Ünlü (ve favorilerimden olan) tasarımcı John Galliano'nun geçen hafta Paris'te bir cafede ettiği anti-semitik laflardan sonra başına gelmeyen kalmadığını duymuşsunuzdur büyük ihtimalle. Medyada yazılanlara göre Galliano mekanda oturup içerken bilinmeyen bir sebep yüzünden (ya da belki durup dururken) yan masadaki insanlara "Şerefe" diyor, görgü tanıklarının ifadelerine göre onlar Galliano'ya bir hakaretle cevap veriyor. Daha sonra ortaya Galliano'nun son derece sarhoş bir haldeyken ettiği anti-semitik lafları gösteren bir video çıkıyor, videoda Galliano'nun o lafları etmesine kadar olan olaylar gösterilmiyor. Sonuç olarak Galliano Dior'daki işini kaybediyor, ve Paris Moda Haftası'ndaki Galliano defilesi iptal ediliyor. Ve bunlar ne tesadüftür ki, Dior ve Galliano defilelerine günler kala oluyor.

Olayın zamanlaması, Galliano'nun birinin dış görünüşünden Musevi olduğunu anlayabileceğini sanmamam ve bir insanın durup dururken anti-semitik muhabbetlere girme olasılığının düşük olması bana bu olayın Galliano'dan tepki çekmeden kurtulmak isteyen Dior ya da Galliano'nun herhangi bir nedenden dolayı başarısız olmasını isteyen birileri tarafından planlandığı izlenimini veriyor. Galliano kışkırtılıyor, idiotça olduğuna sonuna kadar katıldığım o lafları ediyor, ve bunlar kaydedilip anında internete düşüyor.
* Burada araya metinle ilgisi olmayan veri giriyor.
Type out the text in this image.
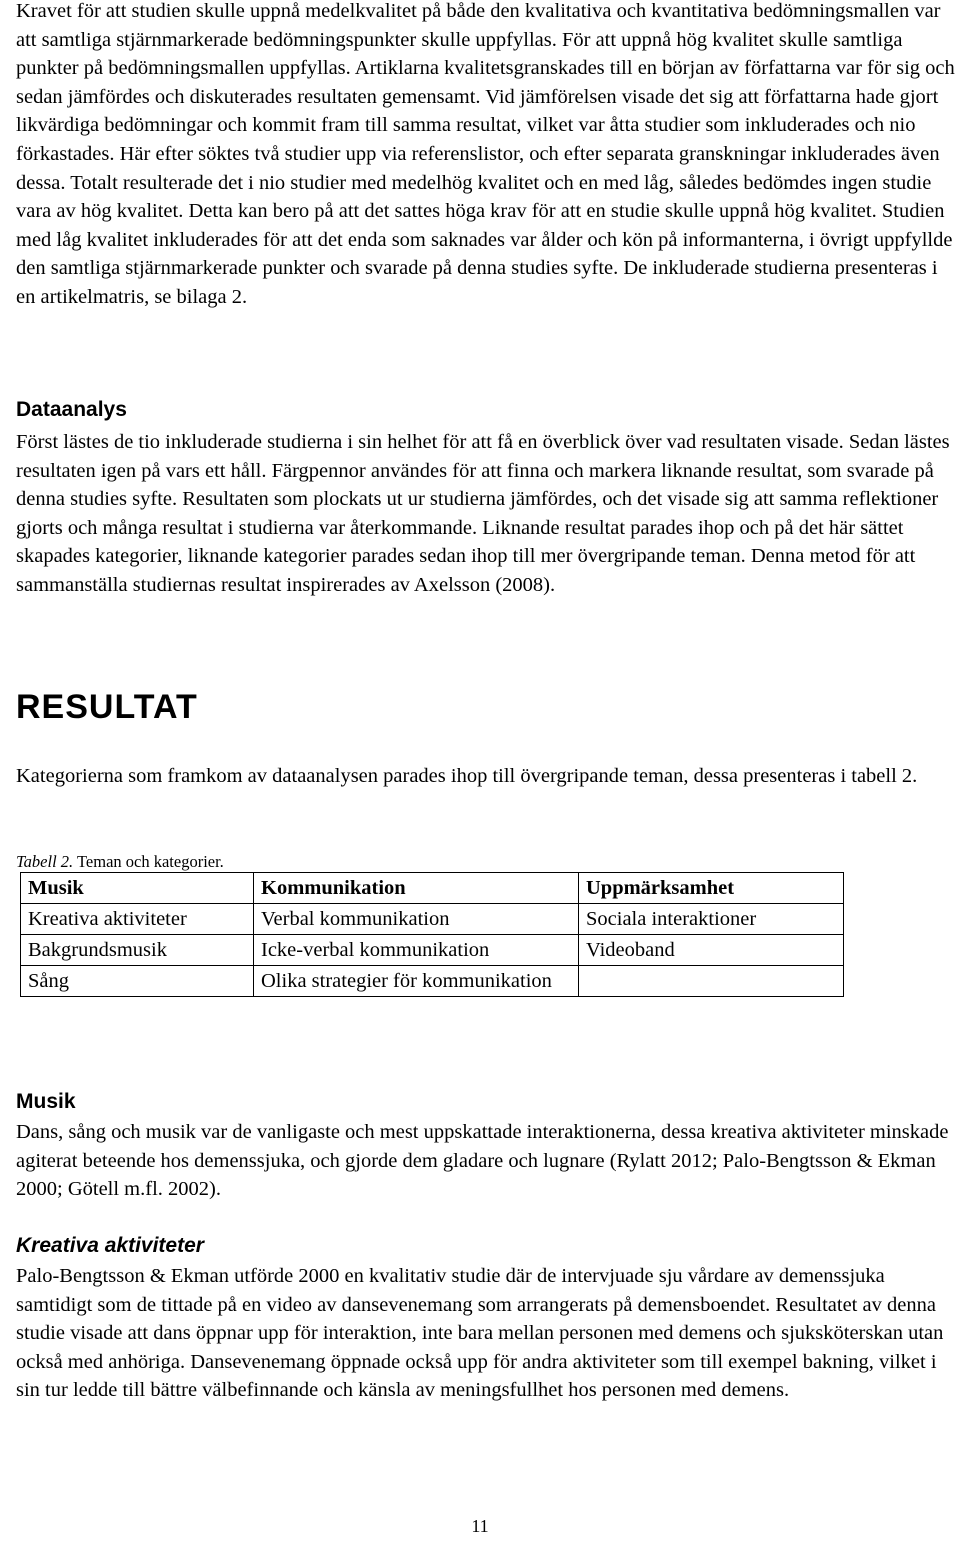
Kravet för att studien skulle uppnå medelkvalitet på både den kvalitativa och kvantitativa bedömningsmallen var att samtliga stjärnmarkerade bedömningspunkter skulle uppfyllas. För att uppnå hög kvalitet skulle samtliga punkter på bedömningsmallen uppfyllas. Artiklarna kvalitetsgranskades till en början av författarna var för sig och sedan jämfördes och diskuterades resultaten gemensamt. Vid jämförelsen visade det sig att författarna hade gjort likvärdiga bedömningar och kommit fram till samma resultat, vilket var åtta studier som inkluderades och nio förkastades. Här efter söktes två studier upp via referenslistor, och efter separata granskningar inkluderades även dessa. Totalt resulterade det i nio studier med medelhög kvalitet och en med låg, således bedömdes ingen studie vara av hög kvalitet. Detta kan bero på att det sattes höga krav för att en studie skulle uppnå hög kvalitet. Studien med låg kvalitet inkluderades för att det enda som saknades var ålder och kön på informanterna, i övrigt uppfyllde den samtliga stjärnmarkerade punkter och svarade på denna studies syfte. De inkluderade studierna presenteras i en artikelmatris, se bilaga 2.

Dataanalys

Först lästes de tio inkluderade studierna i sin helhet för att få en överblick över vad resultaten visade. Sedan lästes resultaten igen på vars ett håll. Färgpennor användes för att finna och markera liknande resultat, som svarade på denna studies syfte. Resultaten som plockats ut ur studierna jämfördes, och det visade sig att samma reflektioner gjorts och många resultat i studierna var återkommande. Liknande resultat parades ihop och på det här sättet skapades kategorier, liknande kategorier parades sedan ihop till mer övergripande teman. Denna metod för att sammanställa studiernas resultat inspirerades av Axelsson (2008).

RESULTAT

Kategorierna som framkom av dataanalysen parades ihop till övergripande teman, dessa presenteras i tabell 2.

Tabell 2. Teman och kategorier.

Musik	Kommunikation	Uppmärksamhet
Kreativa aktiviteter	Verbal kommunikation	Sociala interaktioner
Bakgrundsmusik	Icke-verbal kommunikation	Videoband
Sång	Olika strategier för kommunikation	
Musik

Dans, sång och musik var de vanligaste och mest uppskattade interaktionerna, dessa kreativa aktiviteter minskade agiterat beteende hos demenssjuka, och gjorde dem gladare och lugnare (Rylatt 2012; Palo-Bengtsson & Ekman 2000; Götell m.fl. 2002).

Kreativa aktiviteter

Palo-Bengtsson & Ekman utförde 2000 en kvalitativ studie där de intervjuade sju vårdare av demenssjuka samtidigt som de tittade på en video av dansevenemang som arrangerats på demensboendet. Resultatet av denna studie visade att dans öppnar upp för interaktion, inte bara mellan personen med demens och sjuksköterskan utan också med anhöriga. Dansevenemang öppnade också upp för andra aktiviteter som till exempel bakning, vilket i sin tur ledde till bättre välbefinnande och känsla av meningsfullhet hos personen med demens.

11
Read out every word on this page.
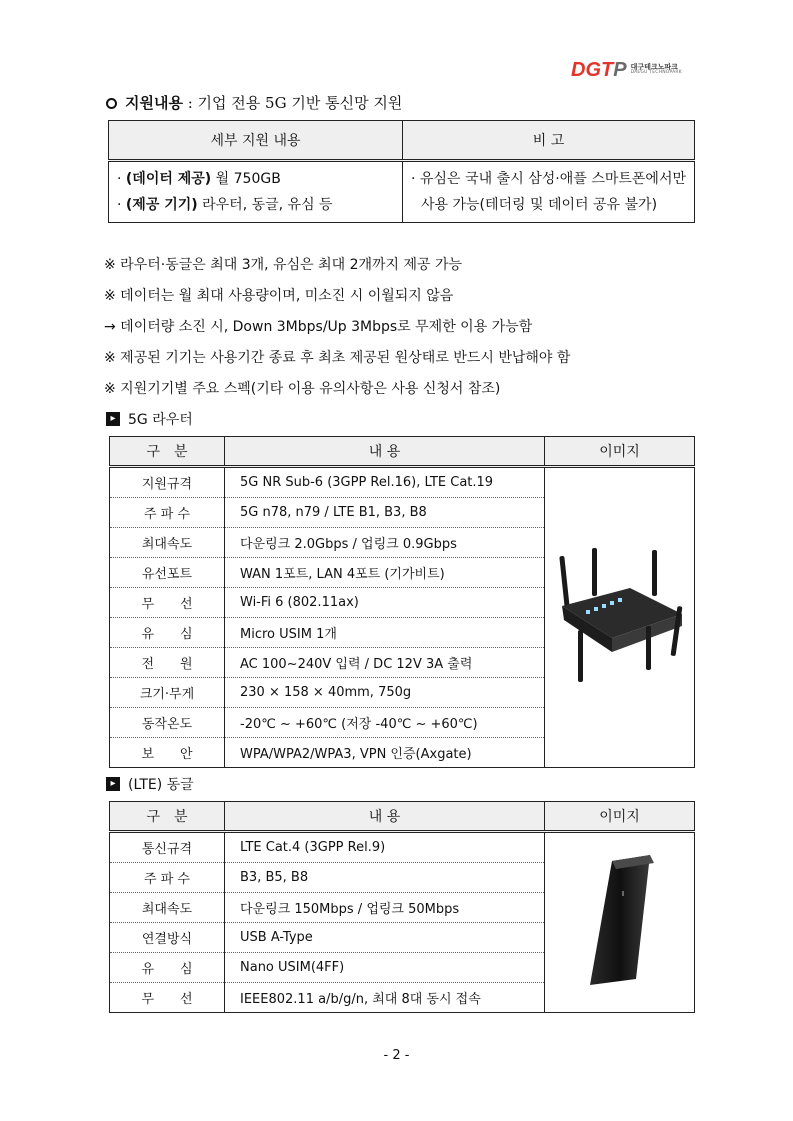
DGTP 대구테크노파크
DAEGU TECHNOPARK
지원내용 : 기업 전용 5G 기반 통신망 지원
세부 지원 내용	비 고

· (데이터 제공) 월 750GB
· (제공 기기) 라우터, 동글, 유심 등	· 유심은 국내 출시 삼성·애플 스마트폰에서만 사용 가능(테더링 및 데이터 공유 불가)
※ 라우터·동글은 최대 3개, 유심은 최대 2개까지 제공 가능
※ 데이터는 월 최대 사용량이며, 미소진 시 이월되지 않음
→ 데이터량 소진 시, Down 3Mbps/Up 3Mbps로 무제한 이용 가능함
※ 제공된 기기는 사용기간 종료 후 최초 제공된 원상태로 반드시 반납해야 함
※ 지원기기별 주요 스펙(기타 이용 유의사항은 사용 신청서 참조)
▸ 5G 라우터
구　분	내 용	이미지
지원규격	5G NR Sub-6 (3GPP Rel.16), LTE Cat.19	
주 파 수	5G n78, n79 / LTE B1, B3, B8	
최대속도	다운링크 2.0Gbps / 업링크 0.9Gbps	
유선포트	WAN 1포트, LAN 4포트 (기가비트)	
무　　선	Wi-Fi 6 (802.11ax)	
유　　심	Micro USIM 1개	
전　　원	AC 100~240V 입력 / DC 12V 3A 출력	
크기·무게	230 × 158 × 40mm, 750g	
동작온도	-20℃ ~ +60℃ (저장 -40℃ ~ +60℃)	
보　　안	WPA/WPA2/WPA3, VPN 인증(Axgate)	
▸ (LTE) 동글
구　분	내 용	이미지
통신규격	LTE Cat.4 (3GPP Rel.9)	
주 파 수	B3, B5, B8	
최대속도	다운링크 150Mbps / 업링크 50Mbps	
연결방식	USB A-Type	
유　　심	Nano USIM(4FF)	
무　　선	IEEE802.11 a/b/g/n, 최대 8대 동시 접속	
- 2 -
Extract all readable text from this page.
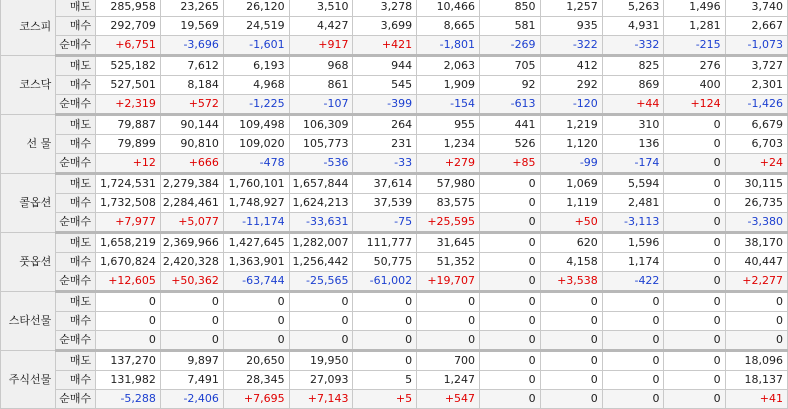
코스피	매도	285,958	23,265	26,120	3,510	3,278	10,466	850	1,257	5,263	1,496	3,740
	매수	292,709	19,569	24,519	4,427	3,699	8,665	581	935	4,931	1,281	2,667
	순매수	+6,751	-3,696	-1,601	+917	+421	-1,801	-269	-322	-332	-215	-1,073
코스닥	매도	525,182	7,612	6,193	968	944	2,063	705	412	825	276	3,727
	매수	527,501	8,184	4,968	861	545	1,909	92	292	869	400	2,301
	순매수	+2,319	+572	-1,225	-107	-399	-154	-613	-120	+44	+124	-1,426
선 물	매도	79,887	90,144	109,498	106,309	264	955	441	1,219	310	0	6,679
	매수	79,899	90,810	109,020	105,773	231	1,234	526	1,120	136	0	6,703
	순매수	+12	+666	-478	-536	-33	+279	+85	-99	-174	0	+24
콜옵션	매도	1,724,531	2,279,384	1,760,101	1,657,844	37,614	57,980	0	1,069	5,594	0	30,115
	매수	1,732,508	2,284,461	1,748,927	1,624,213	37,539	83,575	0	1,119	2,481	0	26,735
	순매수	+7,977	+5,077	-11,174	-33,631	-75	+25,595	0	+50	-3,113	0	-3,380
풋옵션	매도	1,658,219	2,369,966	1,427,645	1,282,007	111,777	31,645	0	620	1,596	0	38,170
	매수	1,670,824	2,420,328	1,363,901	1,256,442	50,775	51,352	0	4,158	1,174	0	40,447
	순매수	+12,605	+50,362	-63,744	-25,565	-61,002	+19,707	0	+3,538	-422	0	+2,277
스타선물	매도	0	0	0	0	0	0	0	0	0	0	0
	매수	0	0	0	0	0	0	0	0	0	0	0
	순매수	0	0	0	0	0	0	0	0	0	0	0
주식선물	매도	137,270	9,897	20,650	19,950	0	700	0	0	0	0	18,096
	매수	131,982	7,491	28,345	27,093	5	1,247	0	0	0	0	18,137
	순매수	-5,288	-2,406	+7,695	+7,143	+5	+547	0	0	0	0	+41
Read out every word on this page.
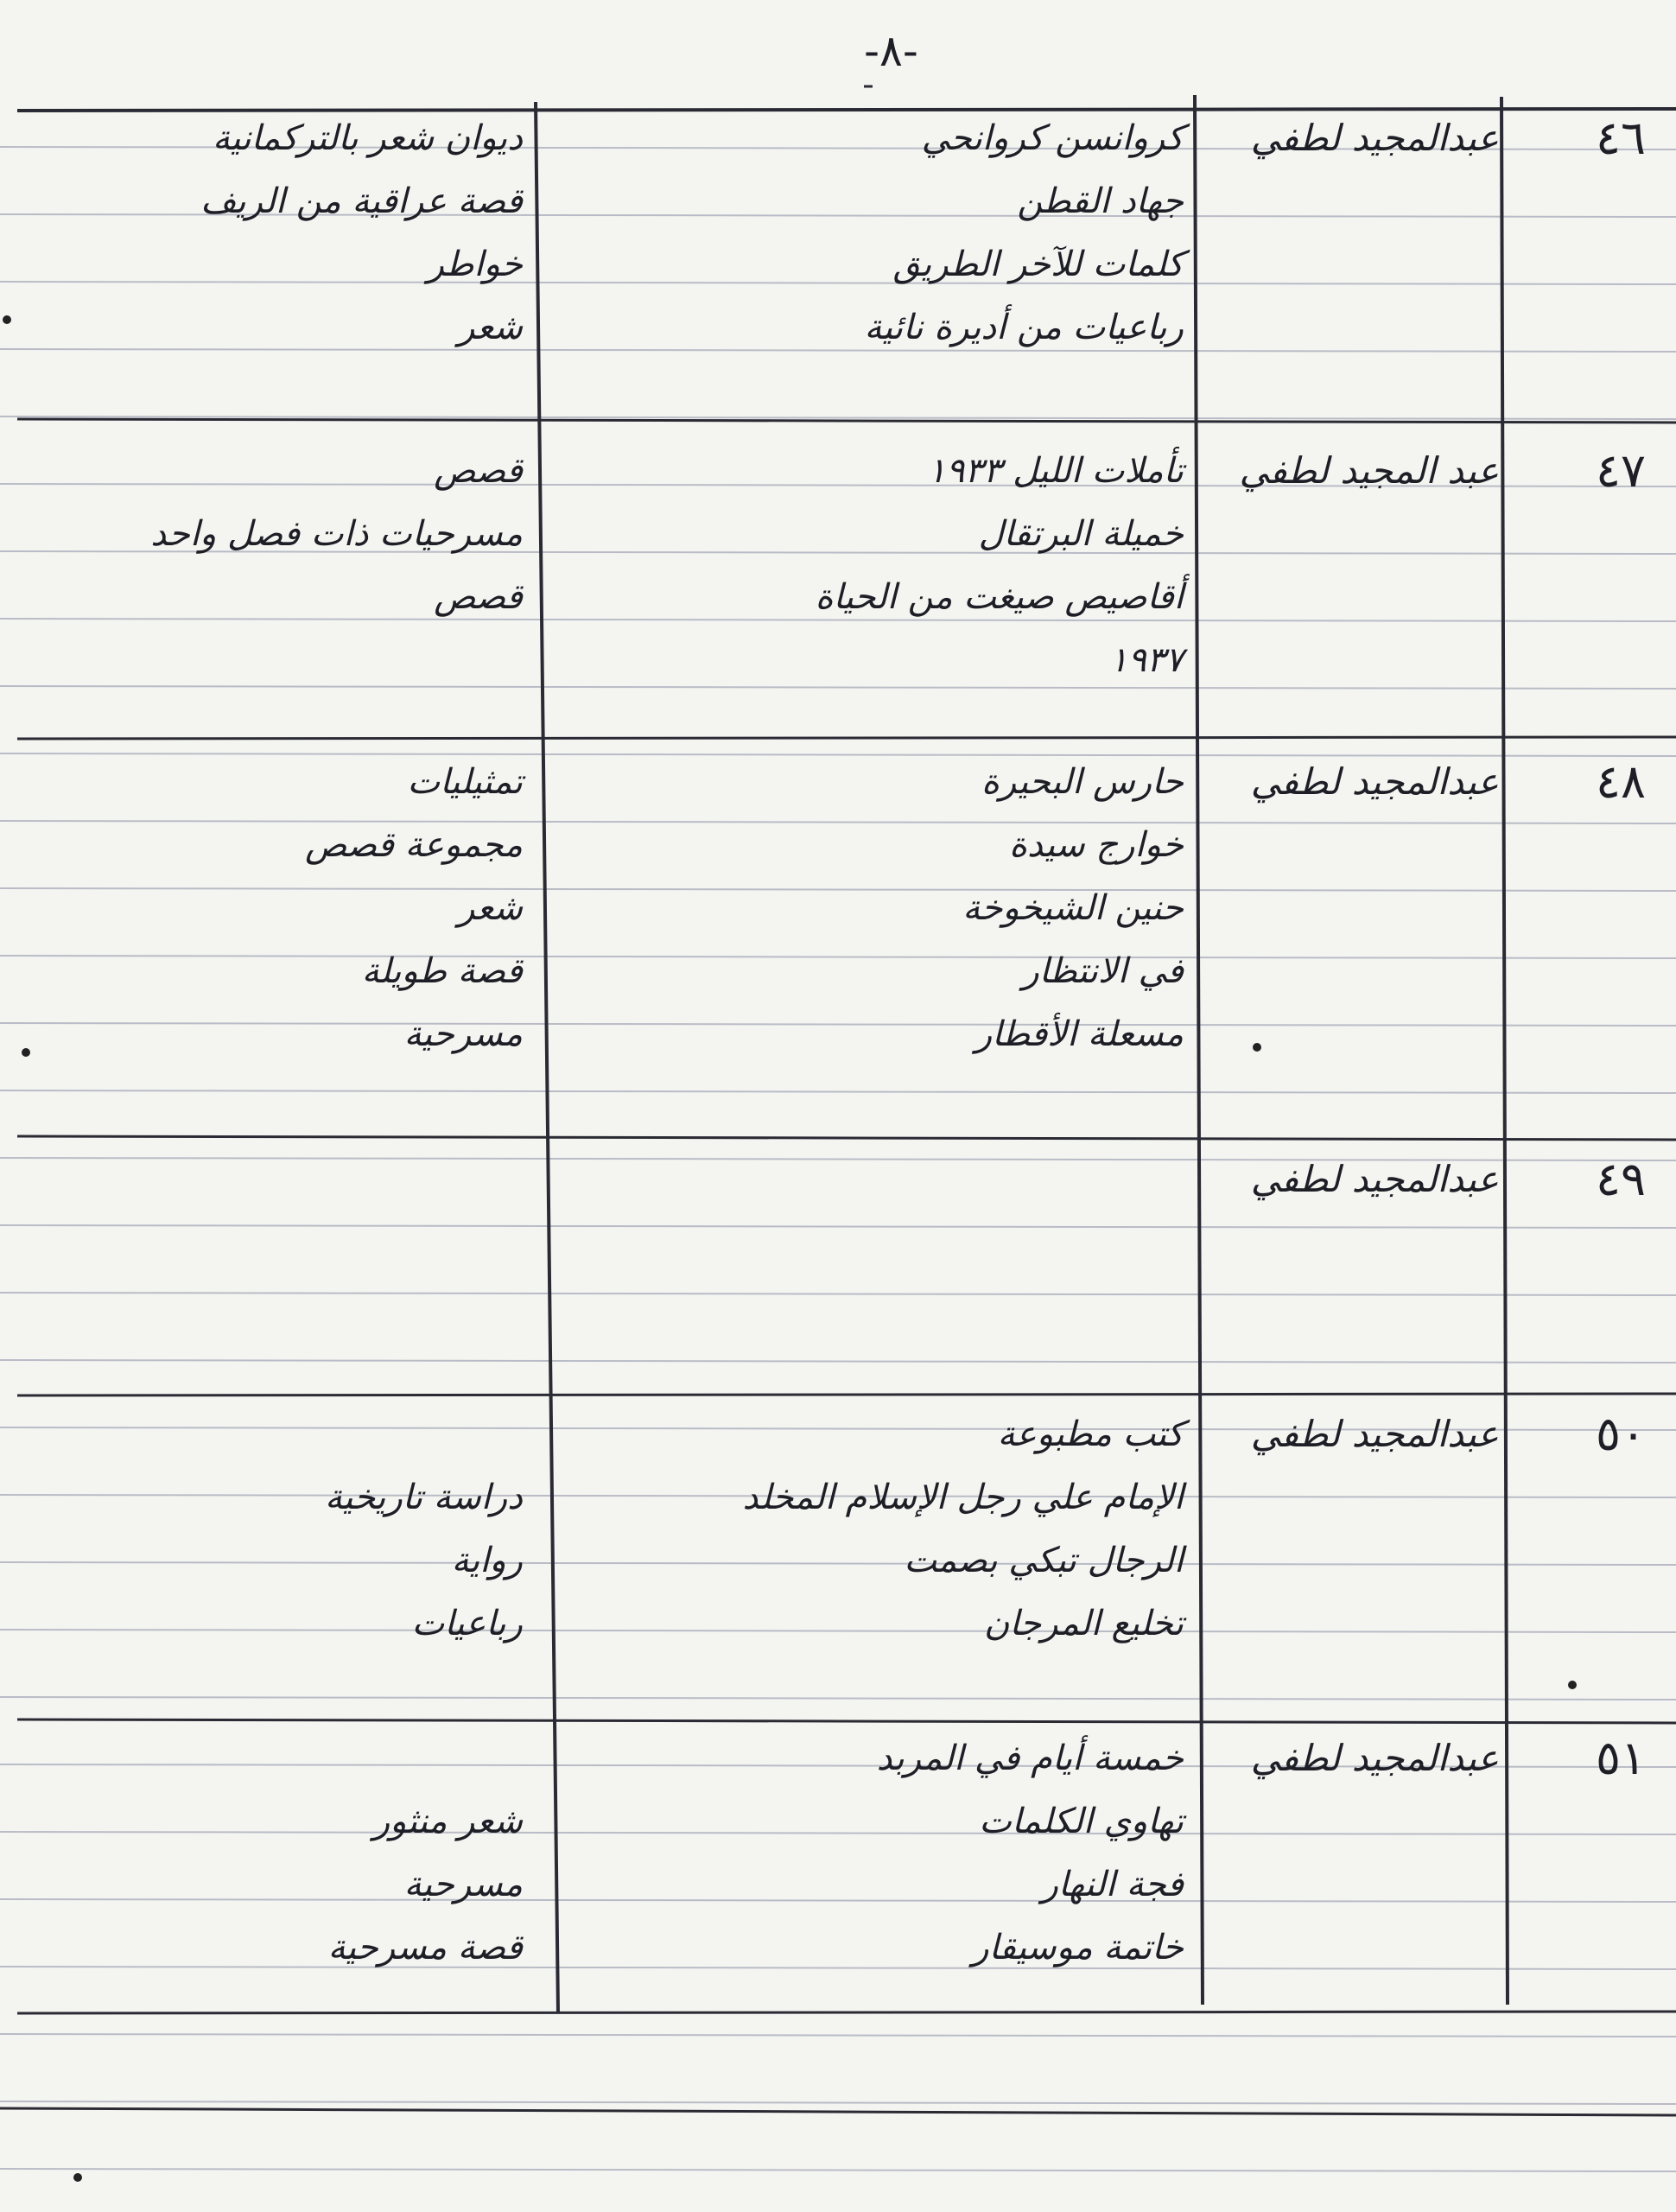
-٨-
٤٦
عبدالمجيد لطفي
كروانسن كروانحي
جهاد القطن
كلمات للآخر الطريق
رباعيات من أديرة نائية
ديوان شعر بالتركمانية
قصة عراقية من الريف
خواطر
شعر
٤٧
عبد المجيد لطفي
تأملات الليل ١٩٣٣
خميلة البرتقال
أقاصيص صيغت من الحياة
١٩٣٧
قصص
مسرحيات ذات فصل واحد
قصص
٤٨
عبدالمجيد لطفي
حارس البحيرة
خوارج سيدة
حنين الشيخوخة
في الانتظار
مسعلة الأقطار
تمثيليات
مجموعة قصص
شعر
قصة طويلة
مسرحية
٤٩
عبدالمجيد لطفي
٥٠
عبدالمجيد لطفي
كتب مطبوعة
الإمام علي رجل الإسلام المخلد
الرجال تبكي بصمت
تخليع المرجان
دراسة تاريخية
رواية
رباعيات
٥١
عبدالمجيد لطفي
خمسة أيام في المربد
تهاوي الكلمات
فجة النهار
خاتمة موسيقار
شعر منثور
مسرحية
قصة مسرحية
Burada en garip bulduğum nokta Fransız anti-semitizm kanunları yüzünden Galliano'nun 6 ay hapis yatma olasılığının bulunması. 21. yüzyılda demokratik bir ülkede insanın düşüncelerini ifade ettiği için hapse atılması kadar gülünç bir şey var mı?

Bugünkü Rhetoric dersimin tartışma konusu buydu: İnsanlar nefret söyleminde (toplumu kışkırtmaya yönelik seksist, ırkçı, homofobik vs. laflar) bulunduklarında, düşünce özgürlüğü ilkesi ihlal edilmeli ve bu insanlar sansürlenmeli midir?

Bana göre isteyen istediği lafı edebilmelidir: ister homofobik, ister Musevi karşıtı, ister İslamofobik, ister kadın düşmanı olsun. Ama kışkırtıcı olmadığı (yani "Tüm eşcinselleri öldürmeliyiz" vs tadında olmadığı) sürece. Çünkü iş sansüre gelirse bunun sınırı yok; hangi lafların kabul edilebilir, hangilerinin edilemez olduğuna kim karar verecek? Ayrıca zaten bu tür idiotik lafları edenlere aklı başında insanlar tarafından ağızlarının payı veriliyor. İnsanlar saçma sapan laflar ederek kendilerini göt deliği yerine koymak istiyorlarsa, onları durdurmak kimin haddine?